By Amrik Jalif, Head of Storage UK&I, Red Hat

Container technology offers significant improvements in application density and deployment time. Containers have the versatility and power to do to virtualized environments what virtualization did to “a single server for every app.” Density goes up from 20 virtual machines per node to the equivalent of 50. Managing storage in a containerized world should be easy and automated. By containerizing the storage layer, developers have much more control over their environments.

In previous posts, we’ve outlined how Red Hat Storage can offer significant benefits to enterprises looking to deploy applications in containerized and PaaS environments, such as OpenShift Enterprise. We now have benchmark studies that compare performance between accessing GlusterFS from applications running on bare-metal x86 servers vs. from application containers in a PaaS environment, as in in OpenShift Enterprise.

We used the Flexible IO (FIO) tool in distributed mode as the workload generator for random and sequential workloads. We scaled OpenShift pods starting from 5 to 500, varying the file size and number of jobs in each pod while the dataset size was kept constant at 400GB. For a true “apples to apples” comparison, we ran distributed FIO on 6 OpenShift pods and on 6 bare-metal clients and scaled the pods from 5 to 1000 to push the limits on performance.

Virtualization of software-defined storage (SDS) impacts performance, and our expectations were based on experience with what we saw there.
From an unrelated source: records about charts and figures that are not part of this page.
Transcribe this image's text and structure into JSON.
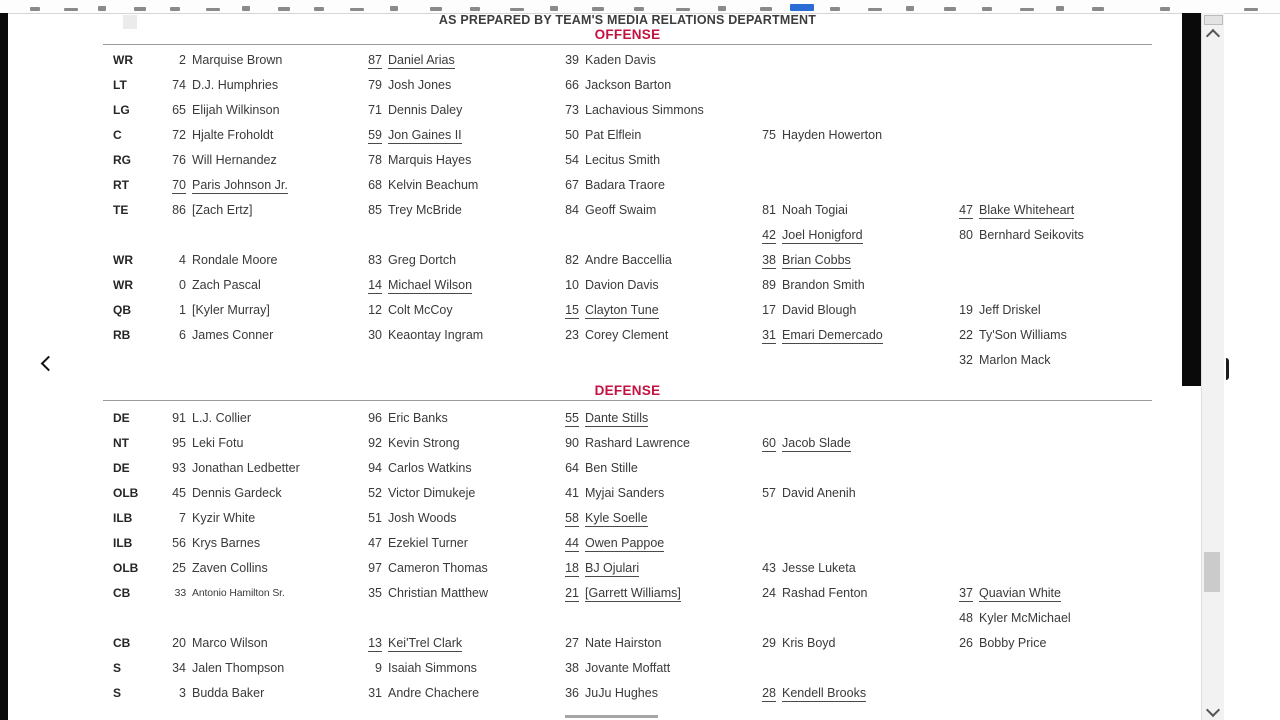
{
  "colors": {
    "accent_red": "#c41240",
    "text": "#3a3a3a"
  },
  "header": {
    "prepared_line": "AS PREPARED BY TEAM'S MEDIA RELATIONS DEPARTMENT"
  },
  "icons": {
    "scroll_up": "chevron-up",
    "scroll_down": "chevron-down",
    "page_cursor": "chevron-left"
  },
  "sections": [
    {
      "title": "OFFENSE",
      "rows": [
        {
          "pos": "WR",
          "entries": [
            {
              "col": 0,
              "num": "2",
              "name": "Marquise Brown"
            },
            {
              "col": 1,
              "num": "87",
              "name": "Daniel Arias",
              "underline": true
            },
            {
              "col": 2,
              "num": "39",
              "name": "Kaden Davis"
            }
          ]
        },
        {
          "pos": "LT",
          "entries": [
            {
              "col": 0,
              "num": "74",
              "name": "D.J. Humphries"
            },
            {
              "col": 1,
              "num": "79",
              "name": "Josh Jones"
            },
            {
              "col": 2,
              "num": "66",
              "name": "Jackson Barton"
            }
          ]
        },
        {
          "pos": "LG",
          "entries": [
            {
              "col": 0,
              "num": "65",
              "name": "Elijah Wilkinson"
            },
            {
              "col": 1,
              "num": "71",
              "name": "Dennis Daley"
            },
            {
              "col": 2,
              "num": "73",
              "name": "Lachavious Simmons"
            }
          ]
        },
        {
          "pos": "C",
          "entries": [
            {
              "col": 0,
              "num": "72",
              "name": "Hjalte Froholdt"
            },
            {
              "col": 1,
              "num": "59",
              "name": "Jon Gaines II",
              "underline": true
            },
            {
              "col": 2,
              "num": "50",
              "name": "Pat Elflein"
            },
            {
              "col": 3,
              "num": "75",
              "name": "Hayden Howerton"
            }
          ]
        },
        {
          "pos": "RG",
          "entries": [
            {
              "col": 0,
              "num": "76",
              "name": "Will Hernandez"
            },
            {
              "col": 1,
              "num": "78",
              "name": "Marquis Hayes"
            },
            {
              "col": 2,
              "num": "54",
              "name": "Lecitus Smith"
            }
          ]
        },
        {
          "pos": "RT",
          "entries": [
            {
              "col": 0,
              "num": "70",
              "name": "Paris Johnson Jr.",
              "underline": true
            },
            {
              "col": 1,
              "num": "68",
              "name": "Kelvin Beachum"
            },
            {
              "col": 2,
              "num": "67",
              "name": "Badara Traore"
            }
          ]
        },
        {
          "pos": "TE",
          "entries": [
            {
              "col": 0,
              "num": "86",
              "name": "[Zach Ertz]"
            },
            {
              "col": 1,
              "num": "85",
              "name": "Trey McBride"
            },
            {
              "col": 2,
              "num": "84",
              "name": "Geoff Swaim"
            },
            {
              "col": 3,
              "num": "81",
              "name": "Noah Togiai"
            },
            {
              "col": 4,
              "num": "47",
              "name": "Blake Whiteheart",
              "underline": true
            }
          ]
        },
        {
          "pos": "",
          "entries": [
            {
              "col": 3,
              "num": "42",
              "name": "Joel Honigford",
              "underline": true
            },
            {
              "col": 4,
              "num": "80",
              "name": "Bernhard Seikovits"
            }
          ]
        },
        {
          "pos": "WR",
          "entries": [
            {
              "col": 0,
              "num": "4",
              "name": "Rondale Moore"
            },
            {
              "col": 1,
              "num": "83",
              "name": "Greg Dortch"
            },
            {
              "col": 2,
              "num": "82",
              "name": "Andre Baccellia"
            },
            {
              "col": 3,
              "num": "38",
              "name": "Brian Cobbs",
              "underline": true
            }
          ]
        },
        {
          "pos": "WR",
          "entries": [
            {
              "col": 0,
              "num": "0",
              "name": "Zach Pascal"
            },
            {
              "col": 1,
              "num": "14",
              "name": "Michael Wilson",
              "underline": true
            },
            {
              "col": 2,
              "num": "10",
              "name": "Davion Davis"
            },
            {
              "col": 3,
              "num": "89",
              "name": "Brandon Smith"
            }
          ]
        },
        {
          "pos": "QB",
          "entries": [
            {
              "col": 0,
              "num": "1",
              "name": "[Kyler Murray]"
            },
            {
              "col": 1,
              "num": "12",
              "name": "Colt McCoy"
            },
            {
              "col": 2,
              "num": "15",
              "name": "Clayton Tune",
              "underline": true
            },
            {
              "col": 3,
              "num": "17",
              "name": "David Blough"
            },
            {
              "col": 4,
              "num": "19",
              "name": "Jeff Driskel"
            }
          ]
        },
        {
          "pos": "RB",
          "entries": [
            {
              "col": 0,
              "num": "6",
              "name": "James Conner"
            },
            {
              "col": 1,
              "num": "30",
              "name": "Keaontay Ingram"
            },
            {
              "col": 2,
              "num": "23",
              "name": "Corey Clement"
            },
            {
              "col": 3,
              "num": "31",
              "name": "Emari Demercado",
              "underline": true
            },
            {
              "col": 4,
              "num": "22",
              "name": "Ty'Son Williams"
            }
          ]
        },
        {
          "pos": "",
          "entries": [
            {
              "col": 4,
              "num": "32",
              "name": "Marlon Mack"
            }
          ]
        }
      ]
    },
    {
      "title": "DEFENSE",
      "rows": [
        {
          "pos": "DE",
          "entries": [
            {
              "col": 0,
              "num": "91",
              "name": "L.J. Collier"
            },
            {
              "col": 1,
              "num": "96",
              "name": "Eric Banks"
            },
            {
              "col": 2,
              "num": "55",
              "name": "Dante Stills",
              "underline": true
            }
          ]
        },
        {
          "pos": "NT",
          "entries": [
            {
              "col": 0,
              "num": "95",
              "name": "Leki Fotu"
            },
            {
              "col": 1,
              "num": "92",
              "name": "Kevin Strong"
            },
            {
              "col": 2,
              "num": "90",
              "name": "Rashard Lawrence"
            },
            {
              "col": 3,
              "num": "60",
              "name": "Jacob Slade",
              "underline": true
            }
          ]
        },
        {
          "pos": "DE",
          "entries": [
            {
              "col": 0,
              "num": "93",
              "name": "Jonathan Ledbetter"
            },
            {
              "col": 1,
              "num": "94",
              "name": "Carlos Watkins"
            },
            {
              "col": 2,
              "num": "64",
              "name": "Ben Stille"
            }
          ]
        },
        {
          "pos": "OLB",
          "entries": [
            {
              "col": 0,
              "num": "45",
              "name": "Dennis Gardeck"
            },
            {
              "col": 1,
              "num": "52",
              "name": "Victor Dimukeje"
            },
            {
              "col": 2,
              "num": "41",
              "name": "Myjai Sanders"
            },
            {
              "col": 3,
              "num": "57",
              "name": "David Anenih"
            }
          ]
        },
        {
          "pos": "ILB",
          "entries": [
            {
              "col": 0,
              "num": "7",
              "name": "Kyzir White"
            },
            {
              "col": 1,
              "num": "51",
              "name": "Josh Woods"
            },
            {
              "col": 2,
              "num": "58",
              "name": "Kyle Soelle",
              "underline": true
            }
          ]
        },
        {
          "pos": "ILB",
          "entries": [
            {
              "col": 0,
              "num": "56",
              "name": "Krys Barnes"
            },
            {
              "col": 1,
              "num": "47",
              "name": "Ezekiel Turner"
            },
            {
              "col": 2,
              "num": "44",
              "name": "Owen Pappoe",
              "underline": true
            }
          ]
        },
        {
          "pos": "OLB",
          "entries": [
            {
              "col": 0,
              "num": "25",
              "name": "Zaven Collins"
            },
            {
              "col": 1,
              "num": "97",
              "name": "Cameron Thomas"
            },
            {
              "col": 2,
              "num": "18",
              "name": "BJ Ojulari",
              "underline": true
            },
            {
              "col": 3,
              "num": "43",
              "name": "Jesse Luketa"
            }
          ]
        },
        {
          "pos": "CB",
          "entries": [
            {
              "col": 0,
              "num": "33",
              "name": "Antonio Hamilton Sr.",
              "small": true
            },
            {
              "col": 1,
              "num": "35",
              "name": "Christian Matthew"
            },
            {
              "col": 2,
              "num": "21",
              "name": "[Garrett Williams]",
              "underline": true
            },
            {
              "col": 3,
              "num": "24",
              "name": "Rashad Fenton"
            },
            {
              "col": 4,
              "num": "37",
              "name": "Quavian White",
              "underline": true
            }
          ]
        },
        {
          "pos": "",
          "entries": [
            {
              "col": 4,
              "num": "48",
              "name": "Kyler McMichael"
            }
          ]
        },
        {
          "pos": "CB",
          "entries": [
            {
              "col": 0,
              "num": "20",
              "name": "Marco Wilson"
            },
            {
              "col": 1,
              "num": "13",
              "name": "Kei'Trel Clark",
              "underline": true
            },
            {
              "col": 2,
              "num": "27",
              "name": "Nate Hairston"
            },
            {
              "col": 3,
              "num": "29",
              "name": "Kris Boyd"
            },
            {
              "col": 4,
              "num": "26",
              "name": "Bobby Price"
            }
          ]
        },
        {
          "pos": "S",
          "entries": [
            {
              "col": 0,
              "num": "34",
              "name": "Jalen Thompson"
            },
            {
              "col": 1,
              "num": "9",
              "name": "Isaiah Simmons"
            },
            {
              "col": 2,
              "num": "38",
              "name": "Jovante Moffatt"
            }
          ]
        },
        {
          "pos": "S",
          "entries": [
            {
              "col": 0,
              "num": "3",
              "name": "Budda Baker"
            },
            {
              "col": 1,
              "num": "31",
              "name": "Andre Chachere"
            },
            {
              "col": 2,
              "num": "36",
              "name": "JuJu Hughes"
            },
            {
              "col": 3,
              "num": "28",
              "name": "Kendell Brooks",
              "underline": true
            }
          ]
        }
      ]
    }
  ]
}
What we found was truly astounding! We were expecting to see a huge difference between bare metal vs. OpenShift. However, the results indicated, quite unequivocally, that there were very little delta between the two scenarios.

This is great news for customers looking to deploy Red Hat Gluster Storage as a persistent storage layer in OpenShift Enterprise. You get the best of both worlds: the equivalent performance of running applications on bare metal and all the provisioning, flexibility, and management capabilities that OpenShift offers for running containerized applications with tight storage integration through the volume plugins that have been built by Red Hat.